Peki başarılı mı? Bence bir yere kadar. Çünkü bu tragedyada her zaman bu adam olmasa da olur diye nitelenen Aegus kralının varlığı örgüyü tamamlar nitelikte. Bu adamın çocuğu olmuyor ve Medea kendinde birleştirdiği erkeksi özellikleriyle yani bilgeliğiyle adamın bu sorununu çözeceğini söylüyor. Fakat bir kadın olarak bu mesajın arkasında yatan doğurganlıktan kurtulamıyor.
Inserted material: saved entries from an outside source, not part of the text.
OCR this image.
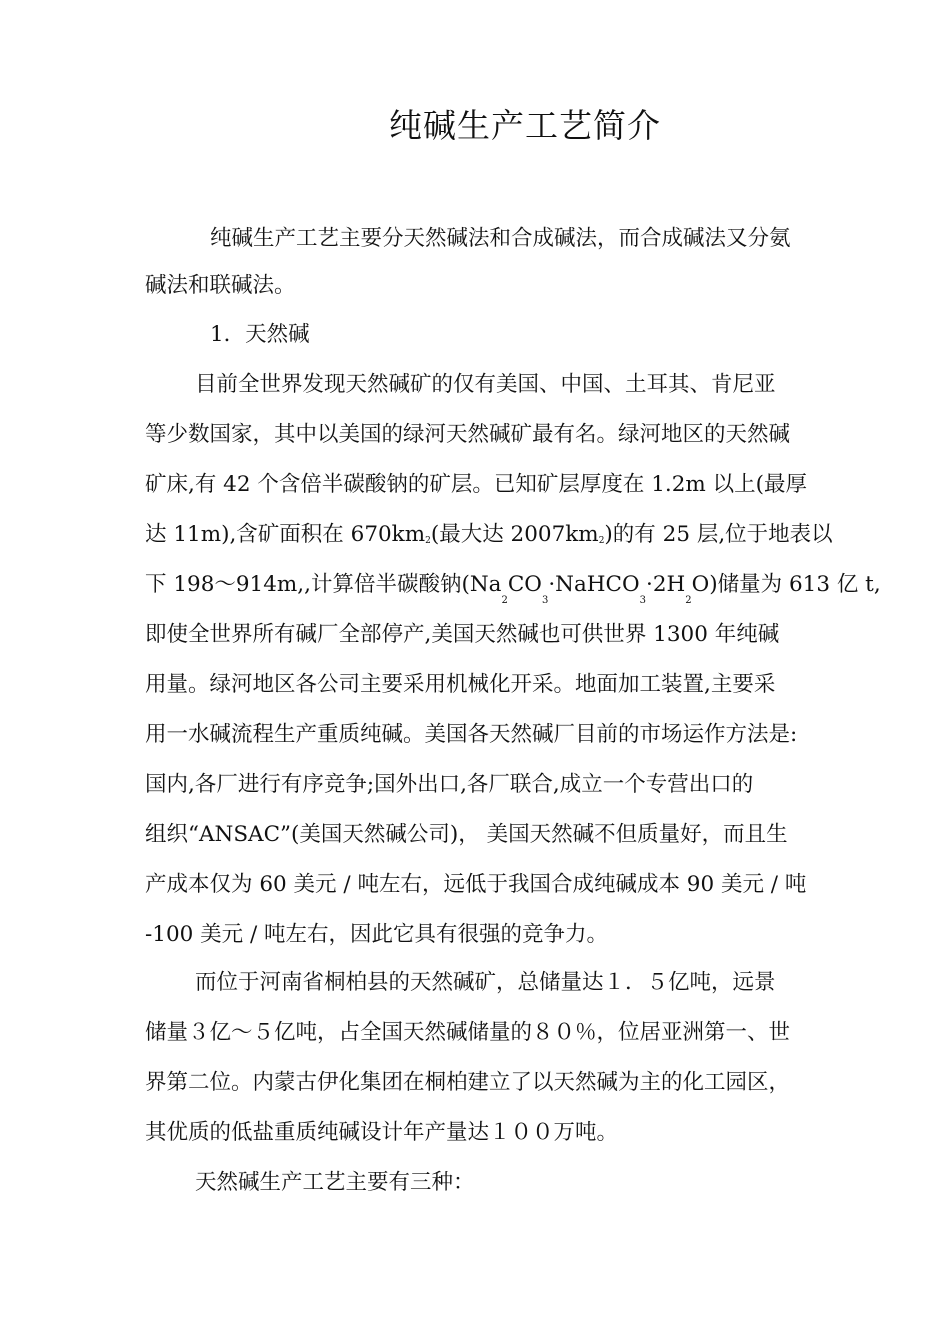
纯碱生产工艺简介
纯碱生产工艺主要分天然碱法和合成碱法，而合成碱法又分氨
碱法和联碱法。
1．天然碱
目前全世界发现天然碱矿的仅有美国、中国、土耳其、肯尼亚
等少数国家，其中以美国的绿河天然碱矿最有名。绿河地区的天然碱
矿床,有 42 个含倍半碳酸钠的矿层。已知矿层厚度在 1.2m 以上(最厚
达 11m),含矿面积在 $670km_2$(最大达 $2007km_2$)的有 25 层,位于地表以
下 198～914m,,计算倍半碳酸钠$(Na_2CO_3\cdot NaHCO_3\cdot 2H_2O)$储量为 613 亿 t,
即使全世界所有碱厂全部停产,美国天然碱也可供世界 1300 年纯碱
用量。绿河地区各公司主要采用机械化开采。地面加工装置,主要采
用一水碱流程生产重质纯碱。美国各天然碱厂目前的市场运作方法是:
国内,各厂进行有序竞争;国外出口,各厂联合,成立一个专营出口的
组织“ANSAC”(美国天然碱公司)， 美国天然碱不但质量好，而且生
产成本仅为 60 美元 / 吨左右，远低于我国合成纯碱成本 90 美元 / 吨
-100 美元 / 吨左右，因此它具有很强的竞争力。
而位于河南省桐柏县的天然碱矿，总储量达１．５亿吨，远景
储量３亿～５亿吨，占全国天然碱储量的８０％，位居亚洲第一、世
界第二位。内蒙古伊化集团在桐柏建立了以天然碱为主的化工园区，
其优质的低盐重质纯碱设计年产量达１００万吨。
天然碱生产工艺主要有三种：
Bunu destekleyen en son olay ise Medea’nın Aegusun gemisiyle Korint topraklarından kaçması ve aslına bakacak olursak bu adama sığınması. Tıpkı bir kadın gibi yeni erkeğinin güvenlı kollarının arasına sığınıyor. Ona doğurganlık bahşedeceğini söylüyor. İşte kadınlığını yok edip çocuklarını yokederek çok uç bir amoral iş yapan Medea yine de kadınlığının doğasından kurtalamıyor.
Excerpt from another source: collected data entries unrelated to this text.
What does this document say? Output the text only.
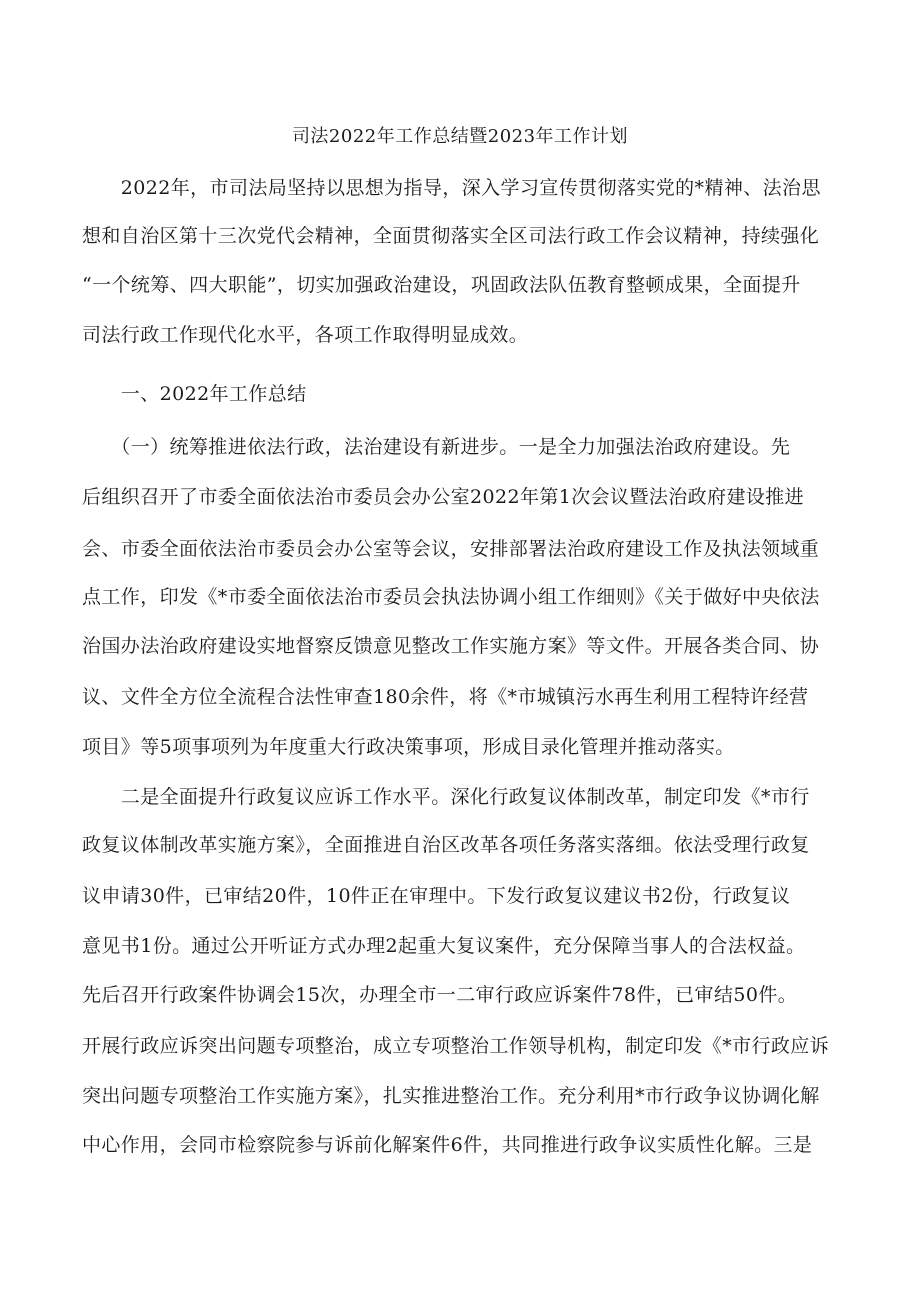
司法2022年工作总结暨2023年工作计划
　　2022年，市司法局坚持以思想为指导，深入学习宣传贯彻落实党的*精神、法治思
想和自治区第十三次党代会精神，全面贯彻落实全区司法行政工作会议精神，持续强化
“一个统筹、四大职能”，切实加强政治建设，巩固政法队伍教育整顿成果，全面提升
司法行政工作现代化水平，各项工作取得明显成效。
　　一、2022年工作总结
　　（一）统筹推进依法行政，法治建设有新进步。一是全力加强法治政府建设。先
后组织召开了市委全面依法治市委员会办公室2022年第1次会议暨法治政府建设推进
会、市委全面依法治市委员会办公室等会议，安排部署法治政府建设工作及执法领域重
点工作，印发《*市委全面依法治市委员会执法协调小组工作细则》《关于做好中央依法
治国办法治政府建设实地督察反馈意见整改工作实施方案》等文件。开展各类合同、协
议、文件全方位全流程合法性审查180余件，将《*市城镇污水再生利用工程特许经营
项目》等5项事项列为年度重大行政决策事项，形成目录化管理并推动落实。
　　二是全面提升行政复议应诉工作水平。深化行政复议体制改革，制定印发《*市行
政复议体制改革实施方案》，全面推进自治区改革各项任务落实落细。依法受理行政复
议申请30件，已审结20件，10件正在审理中。下发行政复议建议书2份，行政复议
意见书1份。通过公开听证方式办理2起重大复议案件，充分保障当事人的合法权益。
先后召开行政案件协调会15次，办理全市一二审行政应诉案件78件，已审结50件。
开展行政应诉突出问题专项整治，成立专项整治工作领导机构，制定印发《*市行政应诉
突出问题专项整治工作实施方案》，扎实推进整治工作。充分利用*市行政争议协调化解
中心作用，会同市检察院参与诉前化解案件6件，共同推进行政争议实质性化解。三是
Tragedyalar iyi ile kötünün değil iyinin kendi seçimleri ile iyilik adına kötülük yapmasını ve ahlak ile kurallar, kartezyen ikilemler arasında kalıp verdiği savaşımı konu eder. Bu tragedyanın özellikleri de diğerlerinden farksız. İyilik adına Kreon’a karşı gelen Antigone yasalara karşı çıkmış ve kardeşini gömmüştü. Burada da yasaya yani Kreon’a karşı çıkan Medea kadınların ezilmişliğine, toplumda kendisine biçilen kadın rolüne karşı çıkarken aslında yine kendi bulunduğu ilk noktaya dönüyor. Ve Tragedya yine amacına ulaşıyor.Yasaya... Örepides’den bir usta işi çalışma. Dreyer’dan muhteşem bir senaryo ve Trier’den tüm bu saydığım konular ile Medea’nın öc alma ve savaşma kararlılığındaki ruh halini yüksek dozda taşıyan kısa bir yönetmenlik dersi.